I have most of my bills set up for automatic payment. I do that for the convenience factor but I see now that it is a tool that is very helpful for people (like myself) who deal with just a smidge of memory issues. Forgetting to pay bills can put you in a bad place -- like I was last week -- but it is a good reminder of what NOT to do.

TIP:  if you experience foggy thinking or forgetfulness, take advantage of tools like automated bill payment and direct deposit to make your life just a bit easier. And also... write notes to yourself to remind yourself of things you intend to do.

The Race for the Cure... brings up a lot of memories

The Komen Global Race for the Cure is in a couple of days.
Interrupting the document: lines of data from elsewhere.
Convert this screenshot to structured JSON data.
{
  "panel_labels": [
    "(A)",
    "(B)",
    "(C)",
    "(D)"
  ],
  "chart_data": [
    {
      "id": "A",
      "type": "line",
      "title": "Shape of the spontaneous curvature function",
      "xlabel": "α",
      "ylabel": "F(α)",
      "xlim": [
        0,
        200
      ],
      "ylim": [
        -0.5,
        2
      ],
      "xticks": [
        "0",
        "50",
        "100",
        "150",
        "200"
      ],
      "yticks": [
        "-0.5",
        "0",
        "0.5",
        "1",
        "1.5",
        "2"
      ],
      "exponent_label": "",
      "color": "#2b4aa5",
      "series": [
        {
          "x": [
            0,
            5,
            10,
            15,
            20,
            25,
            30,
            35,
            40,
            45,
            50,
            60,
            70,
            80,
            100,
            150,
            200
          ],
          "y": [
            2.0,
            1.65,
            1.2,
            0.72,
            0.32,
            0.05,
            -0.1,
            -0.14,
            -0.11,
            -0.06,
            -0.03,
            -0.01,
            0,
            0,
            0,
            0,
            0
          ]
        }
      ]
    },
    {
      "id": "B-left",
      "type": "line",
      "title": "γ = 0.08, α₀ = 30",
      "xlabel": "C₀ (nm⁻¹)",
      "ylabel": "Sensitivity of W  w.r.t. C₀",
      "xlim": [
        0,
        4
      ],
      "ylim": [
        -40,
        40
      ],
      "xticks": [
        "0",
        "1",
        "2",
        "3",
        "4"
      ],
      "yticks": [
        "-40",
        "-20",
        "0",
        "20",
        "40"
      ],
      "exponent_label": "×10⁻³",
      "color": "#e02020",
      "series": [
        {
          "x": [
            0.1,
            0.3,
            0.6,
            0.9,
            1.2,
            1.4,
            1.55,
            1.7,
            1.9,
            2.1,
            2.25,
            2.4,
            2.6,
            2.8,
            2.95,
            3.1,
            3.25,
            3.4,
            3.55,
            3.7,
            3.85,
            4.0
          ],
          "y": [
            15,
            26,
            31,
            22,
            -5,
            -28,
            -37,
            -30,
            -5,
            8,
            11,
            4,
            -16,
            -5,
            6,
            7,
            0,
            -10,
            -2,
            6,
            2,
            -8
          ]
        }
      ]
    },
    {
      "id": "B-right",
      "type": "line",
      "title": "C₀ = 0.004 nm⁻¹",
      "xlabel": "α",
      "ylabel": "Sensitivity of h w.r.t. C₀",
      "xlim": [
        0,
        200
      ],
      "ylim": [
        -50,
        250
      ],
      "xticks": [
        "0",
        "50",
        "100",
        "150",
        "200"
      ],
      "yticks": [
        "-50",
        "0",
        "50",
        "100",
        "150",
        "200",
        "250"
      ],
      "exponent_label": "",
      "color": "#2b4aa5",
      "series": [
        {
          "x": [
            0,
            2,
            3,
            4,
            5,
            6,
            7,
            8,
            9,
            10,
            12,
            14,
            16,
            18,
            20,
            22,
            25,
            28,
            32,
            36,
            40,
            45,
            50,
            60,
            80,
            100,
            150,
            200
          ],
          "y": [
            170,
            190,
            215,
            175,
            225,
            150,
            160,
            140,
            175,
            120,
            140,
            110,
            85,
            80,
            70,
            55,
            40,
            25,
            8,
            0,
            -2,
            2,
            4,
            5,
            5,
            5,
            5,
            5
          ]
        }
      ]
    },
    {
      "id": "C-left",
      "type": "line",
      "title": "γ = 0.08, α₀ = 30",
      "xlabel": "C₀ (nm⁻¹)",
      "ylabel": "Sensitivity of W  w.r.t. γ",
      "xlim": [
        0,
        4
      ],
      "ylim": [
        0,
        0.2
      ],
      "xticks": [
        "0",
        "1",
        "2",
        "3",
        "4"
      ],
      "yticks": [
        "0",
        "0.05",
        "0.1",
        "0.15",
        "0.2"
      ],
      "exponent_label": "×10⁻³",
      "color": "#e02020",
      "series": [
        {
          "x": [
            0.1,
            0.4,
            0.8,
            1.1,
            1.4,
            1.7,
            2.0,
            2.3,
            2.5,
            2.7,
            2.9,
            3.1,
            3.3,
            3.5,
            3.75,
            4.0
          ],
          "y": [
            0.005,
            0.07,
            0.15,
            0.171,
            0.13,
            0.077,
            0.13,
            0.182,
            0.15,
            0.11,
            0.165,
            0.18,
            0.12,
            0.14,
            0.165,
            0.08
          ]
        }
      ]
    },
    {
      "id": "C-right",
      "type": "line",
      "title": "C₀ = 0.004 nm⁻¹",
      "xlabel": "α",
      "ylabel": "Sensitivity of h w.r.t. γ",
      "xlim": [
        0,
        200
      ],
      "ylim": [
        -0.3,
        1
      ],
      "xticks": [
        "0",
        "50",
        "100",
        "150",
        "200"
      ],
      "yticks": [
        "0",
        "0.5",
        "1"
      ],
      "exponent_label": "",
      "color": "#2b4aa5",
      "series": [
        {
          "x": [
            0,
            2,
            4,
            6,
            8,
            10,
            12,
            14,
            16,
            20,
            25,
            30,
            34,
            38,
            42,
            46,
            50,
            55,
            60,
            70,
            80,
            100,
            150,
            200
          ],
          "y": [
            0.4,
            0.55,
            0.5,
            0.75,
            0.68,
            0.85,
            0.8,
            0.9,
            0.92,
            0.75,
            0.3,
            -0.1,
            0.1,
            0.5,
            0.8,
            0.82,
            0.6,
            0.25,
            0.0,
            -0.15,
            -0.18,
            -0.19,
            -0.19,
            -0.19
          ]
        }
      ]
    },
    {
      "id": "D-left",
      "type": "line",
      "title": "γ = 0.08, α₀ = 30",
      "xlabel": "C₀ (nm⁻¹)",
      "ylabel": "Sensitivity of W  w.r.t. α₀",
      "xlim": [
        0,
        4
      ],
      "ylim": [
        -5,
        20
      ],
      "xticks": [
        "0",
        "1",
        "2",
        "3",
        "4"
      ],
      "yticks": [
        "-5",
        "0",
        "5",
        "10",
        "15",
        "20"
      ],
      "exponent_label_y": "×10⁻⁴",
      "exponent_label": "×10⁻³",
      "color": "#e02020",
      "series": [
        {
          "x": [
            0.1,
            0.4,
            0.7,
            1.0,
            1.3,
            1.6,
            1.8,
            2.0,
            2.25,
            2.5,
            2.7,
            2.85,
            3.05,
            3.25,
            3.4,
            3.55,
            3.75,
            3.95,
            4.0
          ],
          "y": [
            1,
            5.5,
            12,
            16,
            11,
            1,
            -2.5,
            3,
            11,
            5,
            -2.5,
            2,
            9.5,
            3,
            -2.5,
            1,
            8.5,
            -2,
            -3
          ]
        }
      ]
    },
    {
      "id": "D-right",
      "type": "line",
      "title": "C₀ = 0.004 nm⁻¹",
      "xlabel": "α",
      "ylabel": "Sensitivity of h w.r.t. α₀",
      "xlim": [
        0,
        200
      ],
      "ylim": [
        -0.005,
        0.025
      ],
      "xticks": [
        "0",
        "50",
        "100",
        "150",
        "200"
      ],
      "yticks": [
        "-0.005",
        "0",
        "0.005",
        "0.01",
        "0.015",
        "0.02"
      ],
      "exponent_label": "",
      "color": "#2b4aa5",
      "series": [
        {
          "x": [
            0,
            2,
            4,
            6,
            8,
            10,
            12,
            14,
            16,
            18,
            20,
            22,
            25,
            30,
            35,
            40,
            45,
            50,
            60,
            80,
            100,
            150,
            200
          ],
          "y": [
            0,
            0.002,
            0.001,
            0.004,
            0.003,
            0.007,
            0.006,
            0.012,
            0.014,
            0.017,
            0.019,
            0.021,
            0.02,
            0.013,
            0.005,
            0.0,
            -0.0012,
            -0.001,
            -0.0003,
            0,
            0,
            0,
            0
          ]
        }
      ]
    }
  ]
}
I have been excited for this event for months but now that it is just a few days away, the emotions are starting to rise up. I've been thinking about the women I've known personally who have passed on because of breast cancer and the pain of their deaths still hits me hard and makes me sad.

I'm going to state the obvious:  It just ain't fair.

The Race for the Cure is designed to bring awareness to the disease and offer an opportunity to raise money that will be used for research and for support for survivors -- helping women to get mammograms if they cannot afford them, providing education about the disease and breast cancer screening.

I have been thinking of my auntie Vinnie Lee and my former co-worker Robin... and I have wept for these ladies many times over the past week. I keep remembering my time in treatment and have even pulled out my port to look at it and just marvel at the size of the device that was once implanted in my chest. I just want a cure.

This weekend will be emotional for me and it will be exciting. It will also be fun. If you're out and about in Washington, DC this Saturday and you notice a lot of people with pink and white tshirts on... say hey. I'm sure they will be pleased to have some support for the cause. I know I will.